Avangrid’s shareholders have approved Iberdrola’s acquisition of the remaining 18.4 per cent of Avangrid’s capital through a merger operation.
The acquisition was supported by approximately 99 per cent of the votes cast. Excluding the votes of Iberdrola and QIA (Iberdrola’s main shareholder), the support among other voting shareholders reached approximately 93 per cent.
First announced in March, the acquisition will result in Avangrid’s delisting from the NYSE once regulatory authorizations are received and the transaction is closed. Iberdrola will pay USD 2.55 billion (about EUR 2.3 billion).
The Federal Energy Regulatory Commission (FERC) and Maine Public Utilities Commission have approved the merger, which is expected to close by year-end, pending approval from the New York Public Service Commission.
Iberdrola has been active in the United States for over 20 years. Nearly a decade ago, it merged its North American subsidiary with UIL Holdings, forming Avangrid, listed on the NYSE since then. Avangrid has USD 46 billion in assets, distributing electricity to 7 million people in New York, Connecticut, Maine, and Massachusetts and has 8,700 MW of renewable energy capacity across 24 states with 8,000 employees.
Avangrid plans USD 30 billion in investments by 2030 in transmission and distribution grids, offshore wind, solar PV, and onshore wind, including the New England 1 offshore wind farm contract award.

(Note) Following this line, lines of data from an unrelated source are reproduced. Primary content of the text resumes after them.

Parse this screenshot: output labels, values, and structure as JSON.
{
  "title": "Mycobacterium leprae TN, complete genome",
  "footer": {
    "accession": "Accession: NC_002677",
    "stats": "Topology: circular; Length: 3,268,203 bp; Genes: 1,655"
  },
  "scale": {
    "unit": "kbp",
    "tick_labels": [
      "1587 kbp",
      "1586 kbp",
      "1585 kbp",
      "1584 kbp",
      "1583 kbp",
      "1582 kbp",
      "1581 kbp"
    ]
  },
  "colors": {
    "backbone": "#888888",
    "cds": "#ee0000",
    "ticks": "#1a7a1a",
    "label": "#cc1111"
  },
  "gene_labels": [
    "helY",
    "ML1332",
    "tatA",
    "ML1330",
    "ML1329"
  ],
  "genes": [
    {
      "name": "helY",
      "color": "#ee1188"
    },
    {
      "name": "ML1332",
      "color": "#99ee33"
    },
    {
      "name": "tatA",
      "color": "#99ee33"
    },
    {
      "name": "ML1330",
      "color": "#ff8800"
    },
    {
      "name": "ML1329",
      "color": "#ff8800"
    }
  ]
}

The transaction will provide Avangrid with better access to financial resources for these investments. Ignacio Galán, Iberdrola’s executive chairman, stated, “The operation aligns with our strategy of investing in networks in countries with high credit ratings, such as the United States. Avangrid will have all necessary resources to continue growing in transmission and distribution grid networks and renewable technologies, such as offshore wind.”